Comic-Con has an estimated annual regional impact of $161.1 million, according to the San Diego Convention Center’s fiscal year 2024 annual report.
“It’s not just the spending that happens in the arena from people attending the events, but it’s the income that goes into people’s pockets by staffing the site and working there, and then the spending that they do when they go home, when they buy their groceries and spend money on rent and gas and things like that,” Velasquez said.
Economic impact reports are rarely unbiased and sometimes ignore that the gross spending is taken from elsewhere in the local market, said Norm Miller, a real estate professor emeritus at the University of San Diego.
“We know that money spent on sports events or restaurants may have happened anyway, but somewhere else in the region, and so it is mostly a shifting of spending,” said Miller, who was not briefed on the Midway Rising economic impact report.
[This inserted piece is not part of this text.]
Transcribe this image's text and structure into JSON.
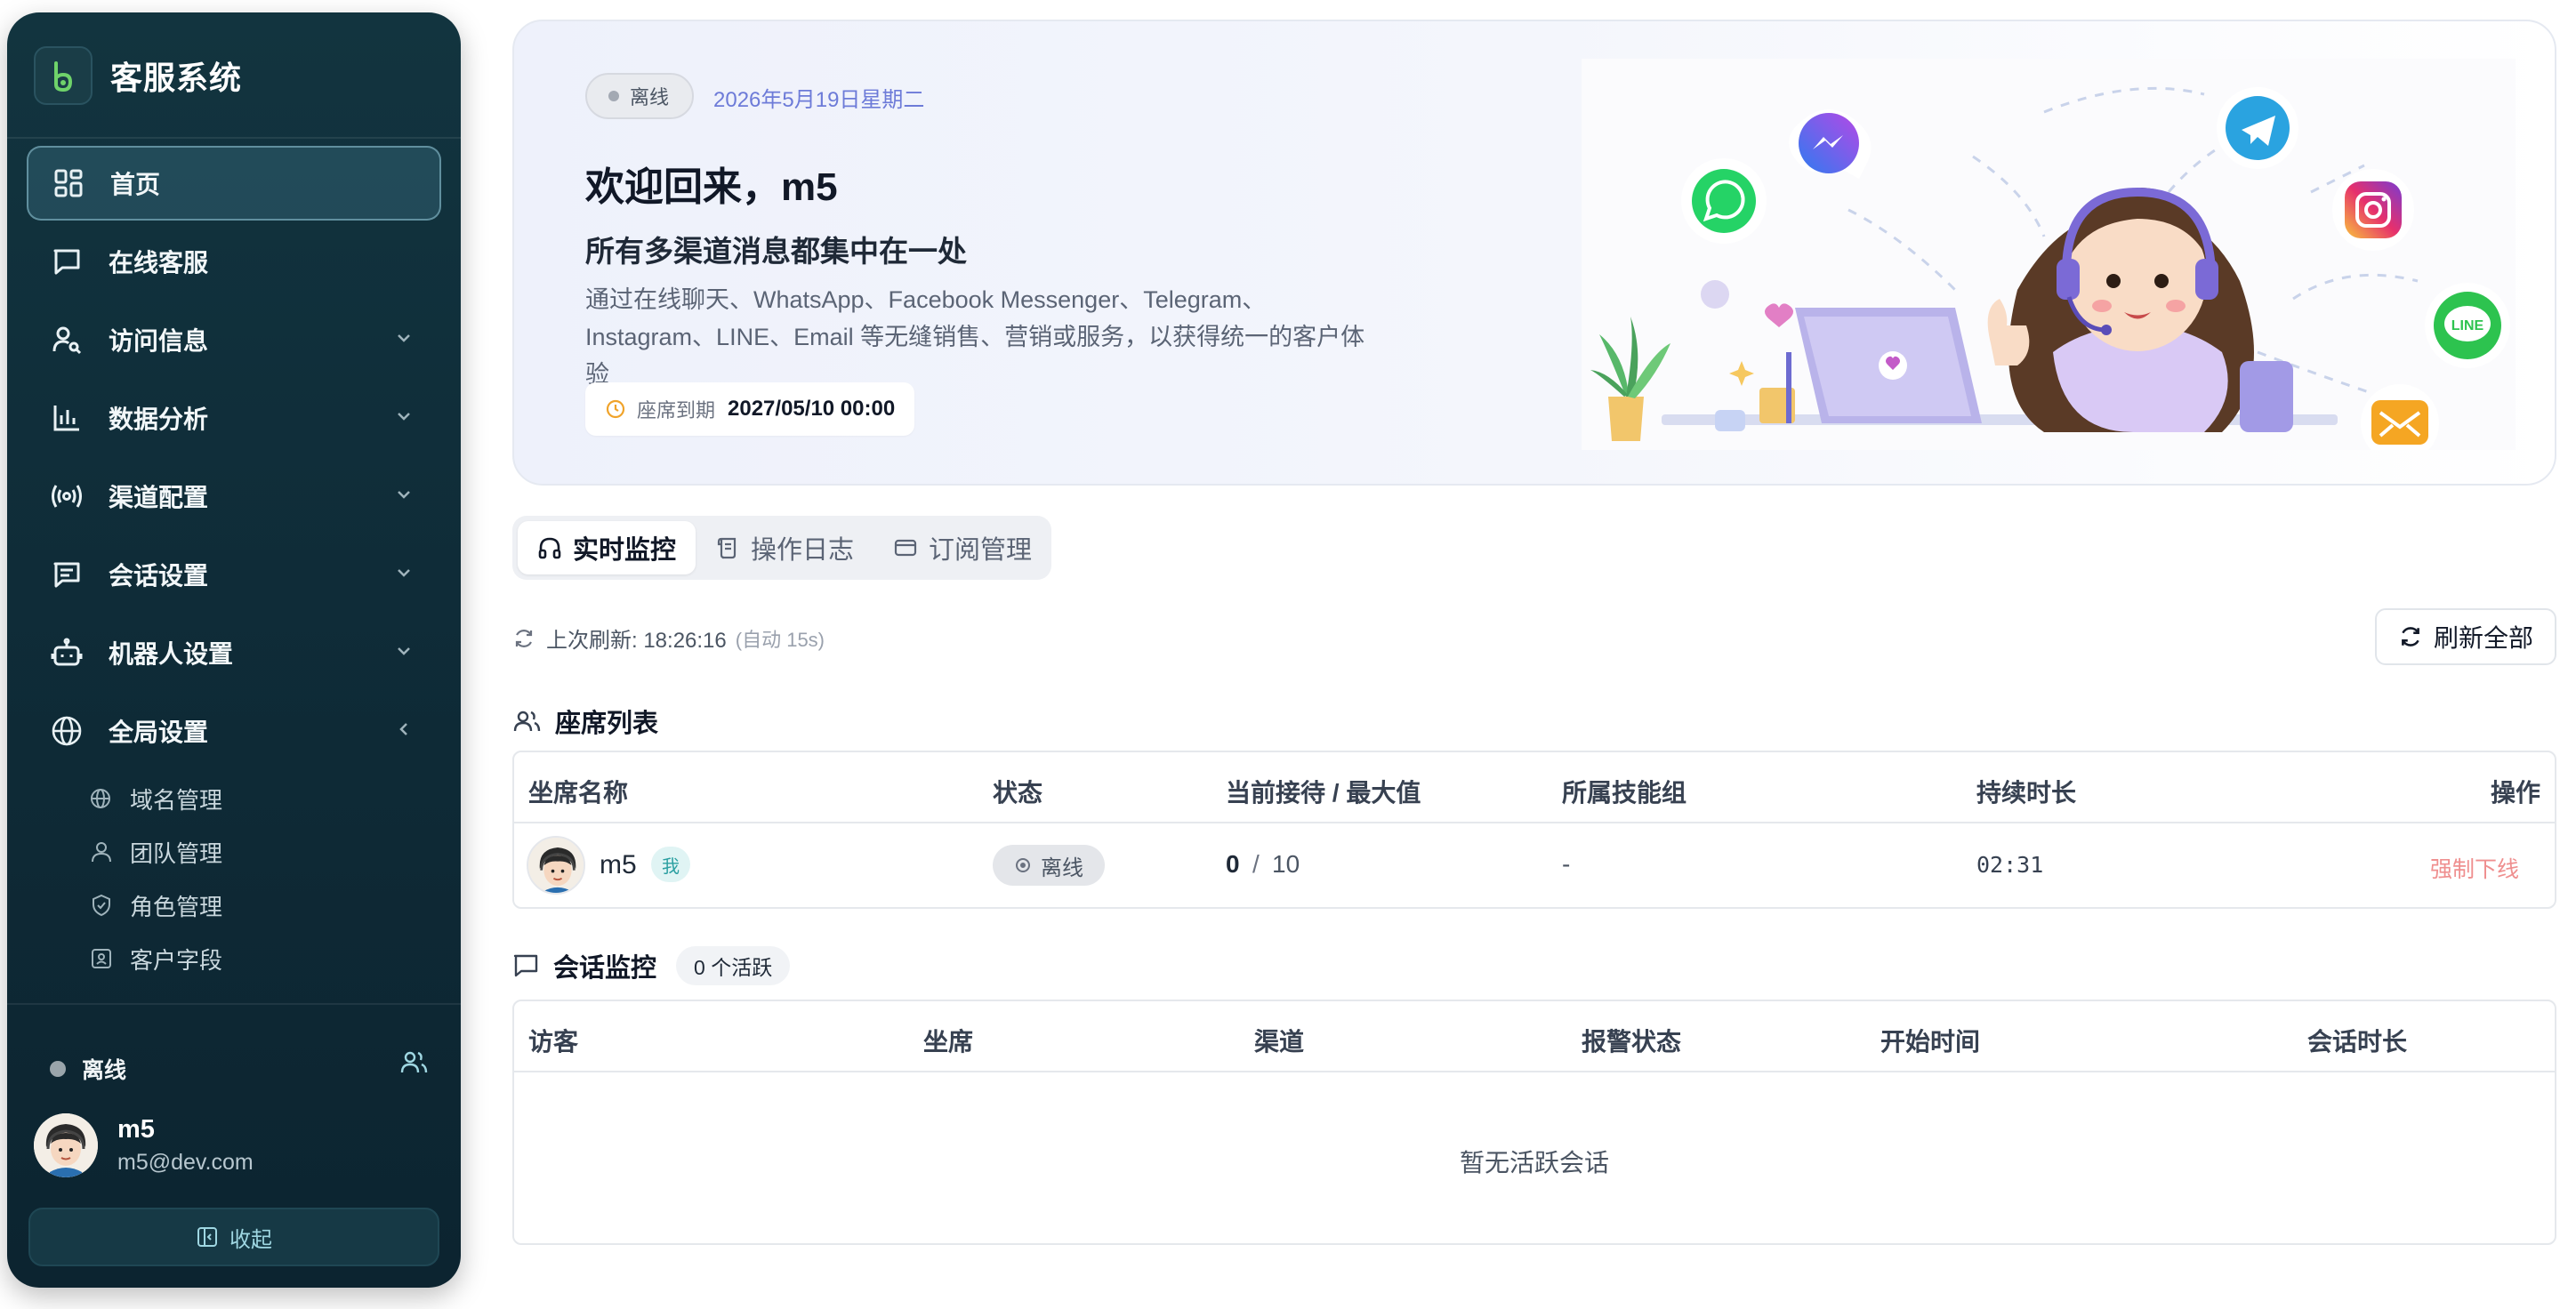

Miller also noted that retail jobs do little to bring in new money from outside the region. The types of jobs that actually boost the local economy are permanent hospital jobs, research jobs and positions with organizations that export goods outside the region, he said.
The EDC said it was careful to subtract current spending and anticipated shifted spending from the project’s annual regional net value.
“We take into account the estimated visitor spend that’s associated with different populations from different geographies,” Velasquez said. “We put together some pretty conservative assumptions based on some data that is collected across multiple analyses like this that have been done for other regions, other markets, other development proposals. And (we) combine that with spending data that is sourced from the (San Diego) Tourism Authority. So we understand, on average, how much a visitor spends on different types of activities when they come to visit the city of San Diego or the county of San Diego, depending on how far they travel to come here.”
The $178 million sum assumes that, each year, the arena will generate $103.5 million in additional spending, housing-related sources will create $74.4 million in new spending, and the retail component will add $87,000 on top of existing conditions, according to the report.
In addition to the new spending, the city and county can expect to collect millions in property and sales tax dollars associated with the new development once it’s finished.
The development’s annual operations are projected to generate more than $13 million in gross tax revenue to the city, the report states. The city will only net $1.1 million after deducting costs associated with servicing the project’s residents. The county is anticipated to pocket $3.9 million in annual property tax revenue after accounting for costs.